It seems so very much like Cameron Fathauer to turn the anniversary of a near-death experience into a celebration of literally writing a new chapter in his life.

So that is precisely what the Columbus native will do at 7 p.m. Wednesday for a free book signing event for “Saving the Subject: How I Found You When I Almost Lost Me,” his multi-layered, debut, faith-based release.

Cameron Fathauer will return to Columbus North High School on Wednesday to sign copies of his new book, “Saving the Subject: How I Found You When I Almost Lost Me.” The faith-based release details his brain injury accident and his path to eventually becoming an attorney.

The informal gathering at Columbus North High School’s Judson Erne Auditorium, where he also will speak for about 20 minutes, will unfold exactly nine years to the day after a car struck the then-North senior on his skateboard near his parents’ home. It left him with a traumatic brain injury, yet later also somehow left him with a dramatic ability to overcome.

“After the accident,” he said, “I found myself on anther planet.”

Many would argue that the 26-year-old New Albany resident is still there on another planet. He overcame losing a third of his skull and struggling through three weeks in a coma after being diagnosed with a traumatic brain injury to earn a law degree and become a successful personal-injury attorney.

“(My wife) Chelsea said the accident rounded me out,” Fathauer said. “It brought me to a new world.”

He is hardly one to revel in such victories without pointing to a God that he passionately believes made such possible. In the book, he does so with a decidedly intellectual, questioning bent, almost like a solid lawyer.

“I would just love and would thoroughly enjoy teaching on this book,” he said. “It contains a lot of philosophical, ontological questions that I don’t exactly make super explicit.

“Because I certainly don’t want to scare people away.”

He blends a gauzy perspective of philosophy, spirituality and psychology to examine how his life has turned from tragedy to triumph, from fractured to fulfilled — and allows for a textured complexity much like the human brain itself.

Yet, he acknowledged that he is hardly the most patient person with his writing or anything else.

“To me, a month is a long time,” Fathauer said. “A lot of people with traumatic brain injury want everything to actualize immediately.”

Keep in mind that this is a guy who employed painstaking patience after his accident just to relearn social cues and multiple and basic aspects of everyday life that others take for granted.

He wrote the book’s table of contents in a coffee shop in June 2023. The fact that he mapped out seven chapters was linked in part to the Christian concept of seven being the number of wholeness. And the project hints at wholeness amid myriad challenges, including severe depression from his traumatic brain injury and the severe adversity of law school.

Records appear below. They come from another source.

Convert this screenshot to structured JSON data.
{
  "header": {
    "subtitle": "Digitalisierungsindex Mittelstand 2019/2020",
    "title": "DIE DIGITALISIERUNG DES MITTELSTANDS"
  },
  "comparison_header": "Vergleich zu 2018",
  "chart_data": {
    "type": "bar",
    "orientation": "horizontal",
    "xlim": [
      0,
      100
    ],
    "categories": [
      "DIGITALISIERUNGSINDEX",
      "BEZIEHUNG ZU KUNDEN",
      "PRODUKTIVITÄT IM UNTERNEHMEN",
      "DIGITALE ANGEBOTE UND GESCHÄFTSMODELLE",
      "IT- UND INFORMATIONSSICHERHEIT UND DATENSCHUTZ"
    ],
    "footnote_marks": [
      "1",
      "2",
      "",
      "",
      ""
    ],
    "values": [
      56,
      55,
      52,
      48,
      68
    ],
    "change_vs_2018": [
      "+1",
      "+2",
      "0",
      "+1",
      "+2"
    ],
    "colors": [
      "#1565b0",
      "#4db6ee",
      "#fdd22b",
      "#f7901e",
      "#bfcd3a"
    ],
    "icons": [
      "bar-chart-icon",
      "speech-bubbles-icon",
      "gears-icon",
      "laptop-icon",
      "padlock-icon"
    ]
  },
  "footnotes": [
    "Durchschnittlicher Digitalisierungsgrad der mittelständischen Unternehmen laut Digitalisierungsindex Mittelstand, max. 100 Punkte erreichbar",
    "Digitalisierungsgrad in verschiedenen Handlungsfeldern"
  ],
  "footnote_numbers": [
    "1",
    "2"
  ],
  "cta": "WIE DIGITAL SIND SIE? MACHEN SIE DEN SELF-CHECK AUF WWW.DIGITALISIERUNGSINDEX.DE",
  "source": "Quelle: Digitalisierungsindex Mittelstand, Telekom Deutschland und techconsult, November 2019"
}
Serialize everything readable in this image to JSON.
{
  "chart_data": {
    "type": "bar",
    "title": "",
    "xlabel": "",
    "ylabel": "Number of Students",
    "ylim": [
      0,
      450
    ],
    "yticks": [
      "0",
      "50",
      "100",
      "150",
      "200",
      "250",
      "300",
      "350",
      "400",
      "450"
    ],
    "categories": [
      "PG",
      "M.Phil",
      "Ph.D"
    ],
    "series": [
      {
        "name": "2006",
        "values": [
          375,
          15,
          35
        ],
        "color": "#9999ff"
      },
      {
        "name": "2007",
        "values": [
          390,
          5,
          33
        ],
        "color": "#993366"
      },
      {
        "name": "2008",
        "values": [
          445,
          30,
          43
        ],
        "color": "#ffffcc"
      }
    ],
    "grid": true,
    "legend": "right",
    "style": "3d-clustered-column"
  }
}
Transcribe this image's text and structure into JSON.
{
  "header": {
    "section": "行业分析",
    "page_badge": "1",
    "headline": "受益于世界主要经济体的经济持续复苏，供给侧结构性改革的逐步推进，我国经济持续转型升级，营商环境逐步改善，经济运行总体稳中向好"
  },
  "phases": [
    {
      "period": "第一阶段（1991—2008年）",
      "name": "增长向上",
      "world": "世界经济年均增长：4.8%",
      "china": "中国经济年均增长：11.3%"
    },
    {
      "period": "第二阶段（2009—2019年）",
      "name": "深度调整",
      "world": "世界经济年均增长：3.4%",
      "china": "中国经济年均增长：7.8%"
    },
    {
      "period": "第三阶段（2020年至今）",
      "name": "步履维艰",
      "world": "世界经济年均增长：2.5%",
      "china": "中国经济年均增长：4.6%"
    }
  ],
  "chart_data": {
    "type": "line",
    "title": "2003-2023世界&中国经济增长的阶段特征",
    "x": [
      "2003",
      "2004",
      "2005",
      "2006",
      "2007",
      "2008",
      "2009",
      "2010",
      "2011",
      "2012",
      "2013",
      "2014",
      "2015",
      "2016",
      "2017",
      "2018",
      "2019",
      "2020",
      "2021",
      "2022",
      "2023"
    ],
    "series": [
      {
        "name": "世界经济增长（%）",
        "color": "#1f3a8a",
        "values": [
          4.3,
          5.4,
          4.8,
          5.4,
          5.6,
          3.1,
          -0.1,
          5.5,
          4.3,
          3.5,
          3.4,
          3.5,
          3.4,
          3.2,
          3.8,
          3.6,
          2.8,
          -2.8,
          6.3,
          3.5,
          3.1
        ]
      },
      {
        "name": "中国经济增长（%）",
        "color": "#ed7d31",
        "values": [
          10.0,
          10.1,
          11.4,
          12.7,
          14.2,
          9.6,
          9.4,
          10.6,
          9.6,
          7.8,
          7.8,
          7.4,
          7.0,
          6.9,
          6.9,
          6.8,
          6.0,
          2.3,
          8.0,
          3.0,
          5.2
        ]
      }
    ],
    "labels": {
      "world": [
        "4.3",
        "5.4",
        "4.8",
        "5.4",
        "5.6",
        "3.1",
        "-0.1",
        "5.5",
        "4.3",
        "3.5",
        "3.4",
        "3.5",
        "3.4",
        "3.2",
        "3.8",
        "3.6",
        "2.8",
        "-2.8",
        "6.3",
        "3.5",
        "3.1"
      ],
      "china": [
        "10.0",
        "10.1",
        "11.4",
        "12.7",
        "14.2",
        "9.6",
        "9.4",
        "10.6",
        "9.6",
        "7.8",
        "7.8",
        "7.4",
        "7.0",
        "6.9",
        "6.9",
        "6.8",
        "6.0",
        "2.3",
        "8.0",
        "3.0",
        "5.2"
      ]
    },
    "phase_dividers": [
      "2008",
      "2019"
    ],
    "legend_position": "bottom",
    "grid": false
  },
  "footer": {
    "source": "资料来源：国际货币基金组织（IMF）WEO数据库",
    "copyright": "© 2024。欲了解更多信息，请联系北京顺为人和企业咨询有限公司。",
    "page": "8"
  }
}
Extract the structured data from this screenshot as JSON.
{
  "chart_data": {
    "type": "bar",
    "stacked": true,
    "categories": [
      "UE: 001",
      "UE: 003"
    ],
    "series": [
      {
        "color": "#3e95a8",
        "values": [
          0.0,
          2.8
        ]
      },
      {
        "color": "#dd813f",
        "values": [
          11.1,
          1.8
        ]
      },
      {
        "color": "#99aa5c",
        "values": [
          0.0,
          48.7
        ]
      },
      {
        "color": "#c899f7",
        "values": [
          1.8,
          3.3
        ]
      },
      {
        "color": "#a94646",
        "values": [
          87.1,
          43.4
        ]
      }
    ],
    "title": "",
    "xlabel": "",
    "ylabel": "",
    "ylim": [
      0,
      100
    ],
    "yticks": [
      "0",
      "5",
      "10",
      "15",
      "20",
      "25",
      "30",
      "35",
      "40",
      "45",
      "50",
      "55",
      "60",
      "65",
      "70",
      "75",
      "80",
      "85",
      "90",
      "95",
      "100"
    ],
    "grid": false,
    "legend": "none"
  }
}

Today, the heaviness of his brain-injury-induced depression has partially lifted.

“I took to writing at my feelings instead of writing about them,” he wrote.

New Albany attorney Matt Schad represented Fathauer in his accident case and inspired Fathauer to pursue law. He hired Fathauer to work in his firm. Schad chuckled when asked what his employee might do for a next step in his life.

“The truth is that you can’t really know what he is going to do next,” Schad said of Fathaauer’s multi-dimensional pursuits that once included brain-injury support groups. “He certainly has surprised me before.”

The book overflows, like many of Fathauer’s blog posts, with him easily and readily finding both trial and triumph in the Christian life — and seeing a distinct purpose in both.

“If you see God in the darkness,” he wrote in the book, “you won’t miss him in the light.”